La vie artisanale de Tunis remonte bien avant le XIIIe siècle, qui coïncide avec l'arrivée des Hafsides au pouvoir. C'est pourtant grâce aux princes de cette dynastie que la plupart des souks sont mis en place et localisés définitivement dans la médina. Les souks sont alors le cœur économique de la Tunisie, les activités de négoce avec l'étranger, la production artisanale mais aussi le commerce des produits agricoles provenant des campagnes ayant lieu en son sein. Très vite, selon les différentes nuisances inhérentes aux métiers, les souks sont organisés selon un schéma simple. Près du cœur de la médina, constitué par la mosquée Zitouna, ainsi que dans la partie haute et occidentale de la ville sont regroupés les métiers dit nobles car ne causant ni nuisance sonore ou odorante ; les autres métiers sont relégués dans la périphérie ou vers la partie basse (Bab El Bhar) et orientale de la ville. Apparaît alors ce qu'on nomme une hiérarchie des métiers au sein des souks de la médina[2].
Sommaire
Souks Ech-Chaouachine
Ces trois souks ont été construits par le mouradite Mohamed Bey El Mouradi en 1691[3]. À cette époque, ce sont les immigrés andalous qui importent la technique de fabrication de la chéchia. C'est une véritable industrie au vu du nombre de corps de métier impliqués dans sa fabrication. Au début du XVIIe siècle, c'est déjà la première industrie du pays en termes de quantités écoulées où exportées vers tous les ports du bassin méditerranéen. Les chroniqueurs de l'époque affirment que les marges bénéficiaires variaient entre 30 % et 100 % alors que la production avait atteint un niveau de près de 480 000 chéchias vendus par an en Tunisie ou exportés.

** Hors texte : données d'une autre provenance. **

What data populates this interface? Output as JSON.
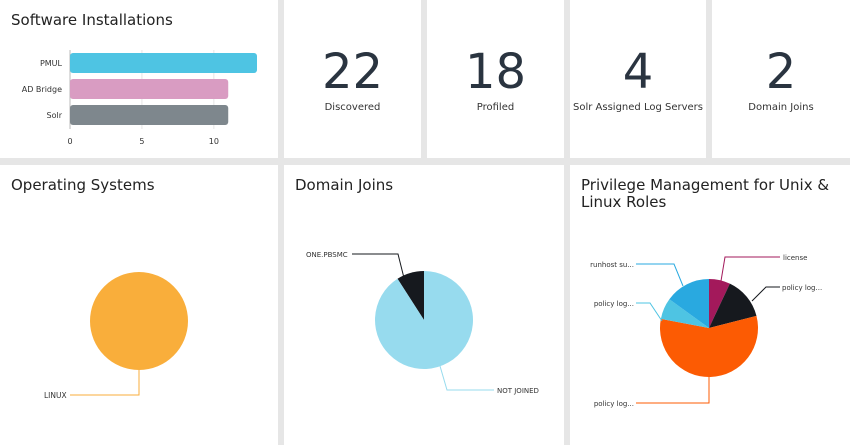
{
  "software_installations": {
    "title": "Software Installations",
    "chart_data": {
      "type": "bar",
      "orientation": "horizontal",
      "categories": [
        "PMUL",
        "AD Bridge",
        "Solr"
      ],
      "values": [
        13,
        11,
        11
      ],
      "colors": [
        "#4ec4e3",
        "#d99cc2",
        "#7e878d"
      ],
      "xlim": [
        0,
        13
      ],
      "xticks": [
        0,
        5,
        10
      ],
      "grid": true
    }
  },
  "stats": [
    {
      "value": "22",
      "label": "Discovered"
    },
    {
      "value": "18",
      "label": "Profiled"
    },
    {
      "value": "4",
      "label": "Solr Assigned Log Servers"
    },
    {
      "value": "2",
      "label": "Domain Joins"
    }
  ],
  "operating_systems": {
    "title": "Operating Systems",
    "chart_data": {
      "type": "pie",
      "labels": [
        "LINUX"
      ],
      "values": [
        1
      ],
      "colors": [
        "#f9ae3b"
      ]
    }
  },
  "domain_joins": {
    "title": "Domain Joins",
    "chart_data": {
      "type": "pie",
      "labels": [
        "ONE.PBSMC",
        "NOT JOINED"
      ],
      "values": [
        2,
        20
      ],
      "colors": [
        "#16191e",
        "#97dbee"
      ]
    }
  },
  "privilege_management": {
    "title": "Privilege Management for Unix & Linux Roles",
    "chart_data": {
      "type": "pie",
      "labels": [
        "license",
        "policy log...",
        "policy log...",
        "policy log...",
        "runhost su..."
      ],
      "values": [
        7,
        14,
        57,
        7,
        15
      ],
      "colors": [
        "#a3195b",
        "#16191e",
        "#fc5b03",
        "#4ec4e3",
        "#29a9e0"
      ]
    }
  }
}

La chéchia est un bonnet en laine de couleur rouge et ornée, pour les plus luxueuses, d'un gland de soie bleue ou noire. Sa confection, qui exige plus de deux mois de travail, est segmentée en tâches telles que le tricotage qui se fait à l'Ariana, la couture à Bab Souika, le lavage et le foulage à Tebourba sur le pont-barrage d'El Battan, la teinture à Zaghouan et enfin la mise en forme, le feutrage et la finition dans les ateliers des souks de Tunis. Ces travaux sont effectués par des ouvriers et des apprentis sanaa alors que le patron ou maalem se tenait au comptoir pour accueillir la clientèle et les grossistes qui exportaient les chéchias principalement vers la Turquie, le Levant, l'Algérie et l'Égypte. Plusieurs compagnies ou cherikas, composées de fabricants et de négociants, ouvraient des bureaux à Istanbul où ils contrôlaient la vente sur ce marché très important. De plus, elles devaient acheter d'importantes quantités de matières premières comme la laine en Espagne et en Italie, la cochenille dans le sud de la France et la soie du Proche-Orient.
Les fabricants étaient organisés en corporation, comme tous les autres métiers des souks. Le président du syndic était élu par ses pairs ou nommé par le bey régnant selon les époques, preuve de l'importance de cette activité pour la Tunisie. Il était d'office nommé président du syndic de tous les commerçants de la capitale. Son rôle était d'organiser la corporation, de recommander des prix moyens, de définir des standards de qualité et de régler les contentieux entre membres de la corporation ou avec les intervenants extérieurs comme les fournisseurs ou les négociants.
Souk El Attarine
Construit en 1240 par le souverain hafside Abû Zakariyâ Yahyâ, le souk des parfumeurs est le plus ancien de Tunis. Ce souk se trouve dans l'immédiate proximité de la grande mosquée Zitouna. En effet, les métiers nobles et propres sont les seuls à avoir le droit de côtoyer ce sanctuaire, le métier de parfumeur étant considéré comme l'un des plus raffiné. On y vend des parfums composés d'essences rares et précieuses mais on y trouve aussi de l'encens provenant d'Inde et du Yémen, ainsi que certains produits de beauté.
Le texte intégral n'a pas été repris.